Note that you can show, for every E, P(E|E) = 1 (the proof is left as an exercise). This means that yes, whatever you have to the right of the sign | is taken to be certain. Why is this so?
The main reason is that updating on evidence, in a sense, means translating your entire probability model to a possible world where that evidence is true. This is usually justified because you treat sensory data (readings from a gauge, the color of a ball extracted from an urn, etc.) as certainties. But nothing limits you to do this only for evidence in the sensorial meaning. You can also entertain the idea that a memory or a fictional fact is true and update your model accordingly.
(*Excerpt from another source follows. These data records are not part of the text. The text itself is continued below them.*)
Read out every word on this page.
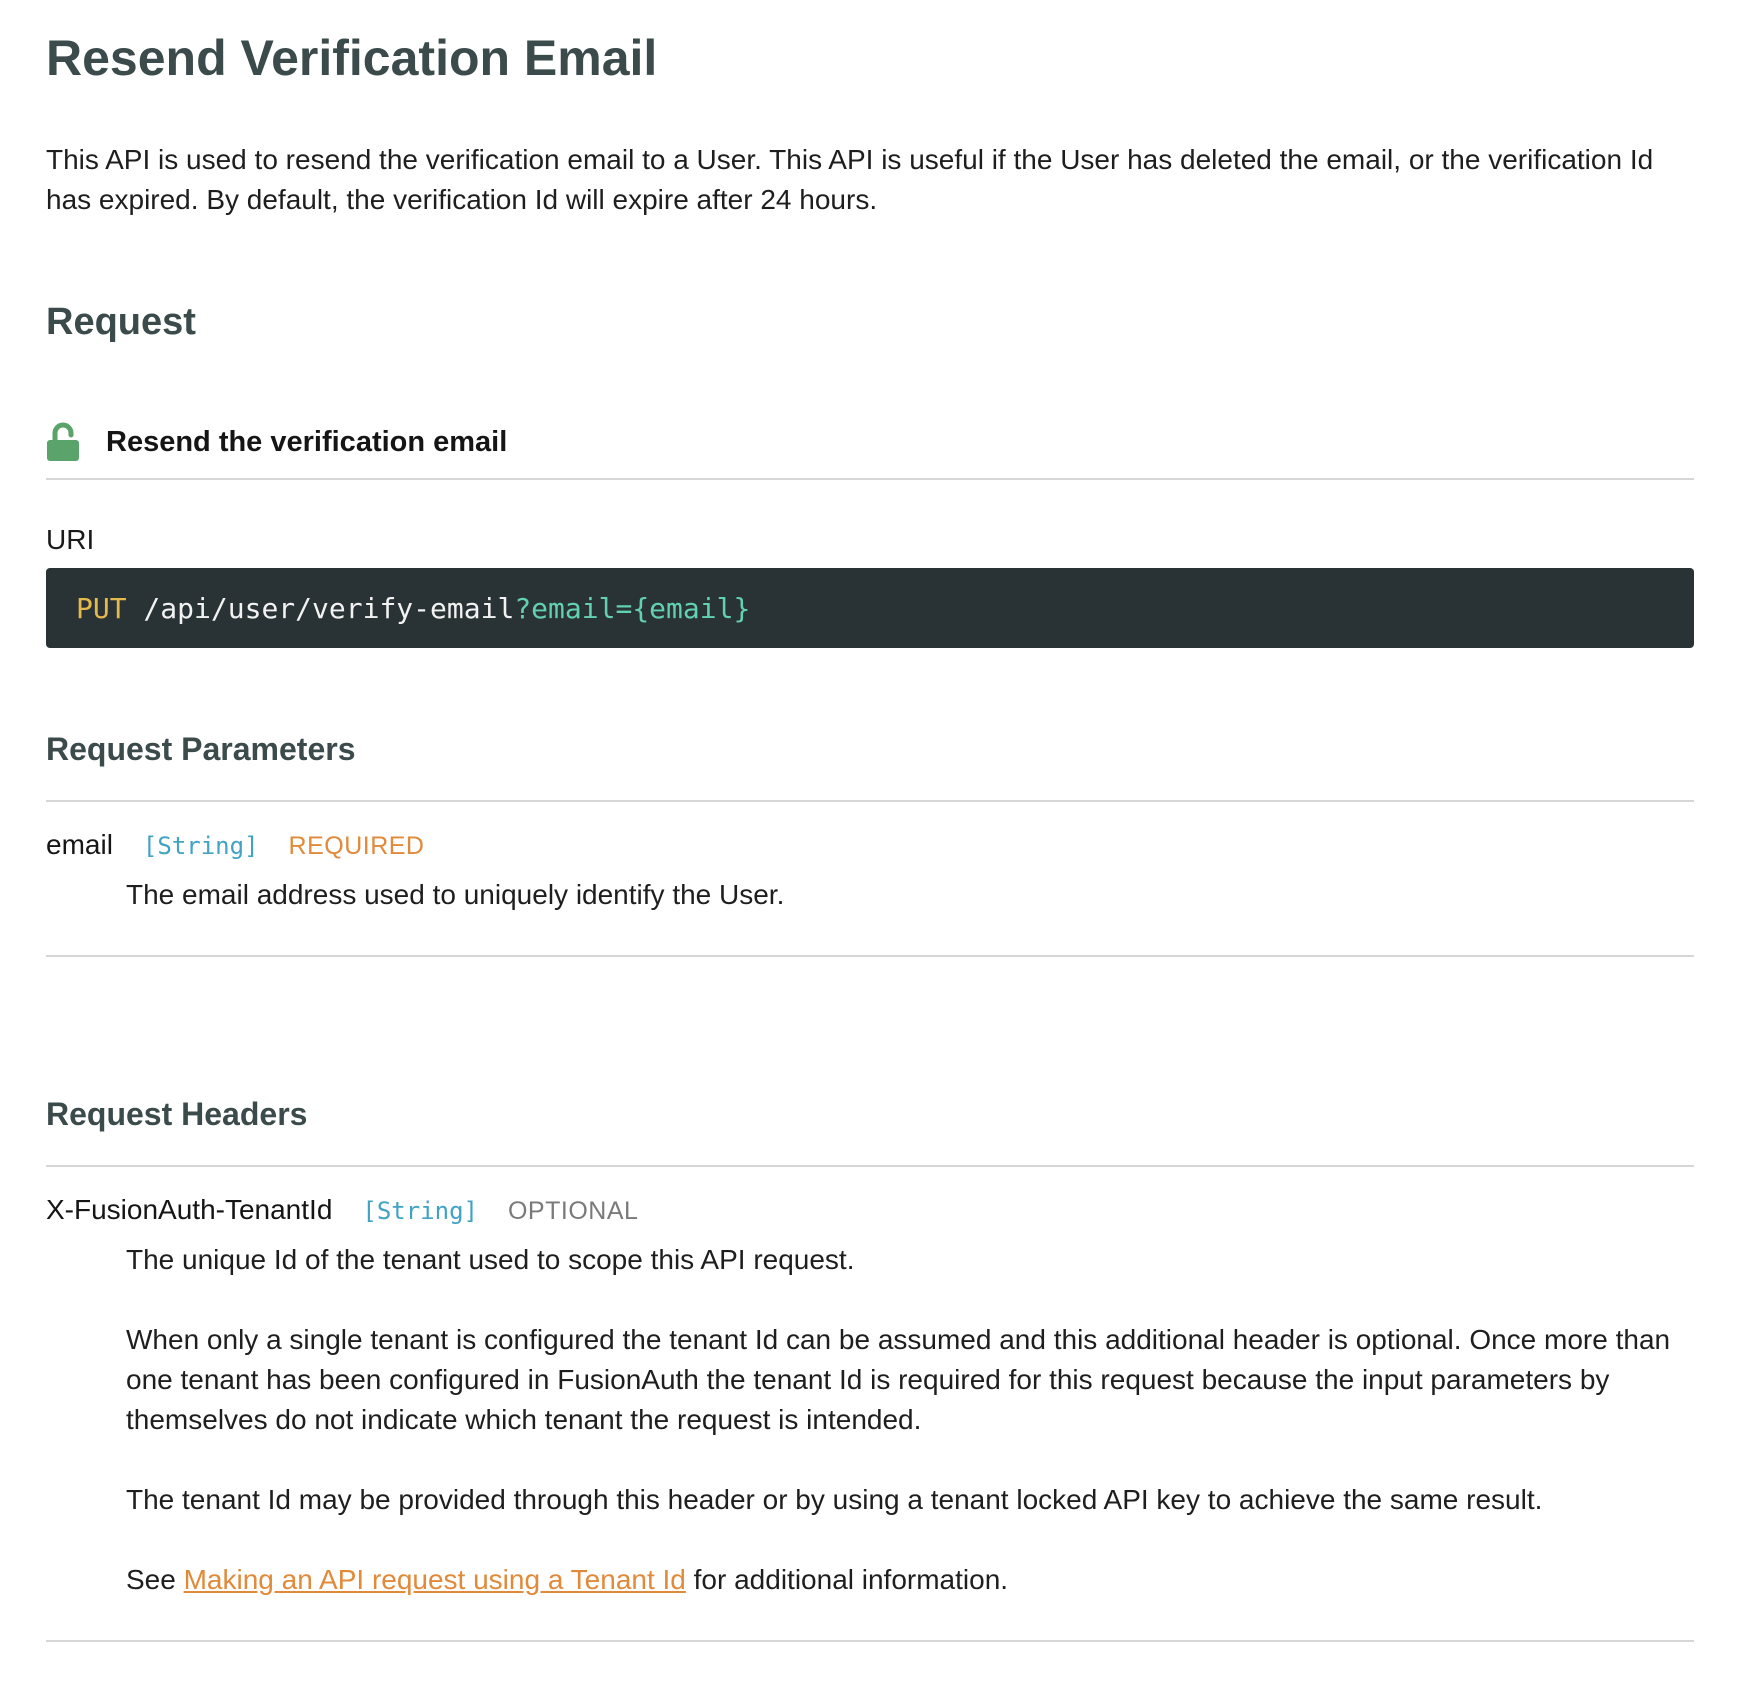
Resend Verification Email

This API is used to resend the verification email to a User. This API is useful if the User has deleted the email, or the verification Id has expired. By default, the verification Id will expire after 24 hours.

Request
Resend the verification email
URI
PUT /api/user/verify-email ?email={email}
Request Parameters
email [String] REQUIRED

The email address used to uniquely identify the User.

Request Headers
X-FusionAuth-TenantId [String] OPTIONAL

The unique Id of the tenant used to scope this API request.

When only a single tenant is configured the tenant Id can be assumed and this additional header is optional. Once more than one tenant has been configured in FusionAuth the tenant Id is required for this request because the input parameters by themselves do not indicate which tenant the request is intended.

The tenant Id may be provided through this header or by using a tenant locked API key to achieve the same result.

See Making an API request using a Tenant Id for additional information.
By the same theorem, you can move in and out of that possible world: everything is controlled by P(E). If you divide any probability by P(E), you move in, if you multiply everything by P(E), you move out.
It seems like in order to go from P(H) to P(H|E) you have to become certain that E. Am I wrong about that?
Say you have the following joint distribution:
P(H&E) = a
P(~H&E) = b
P(H&~E) = c
P(~H&~E) = d
Where a,b,c, and d, are each larger than 0.
So P(H|E) = a/(a+b). It seems like what we're doing is going from assigning ~E some positive probability to assigning it a 0 probability. Is there another way to think about it? Is there something special about evidential statements that justifies changing their probabilities without having updated on something else?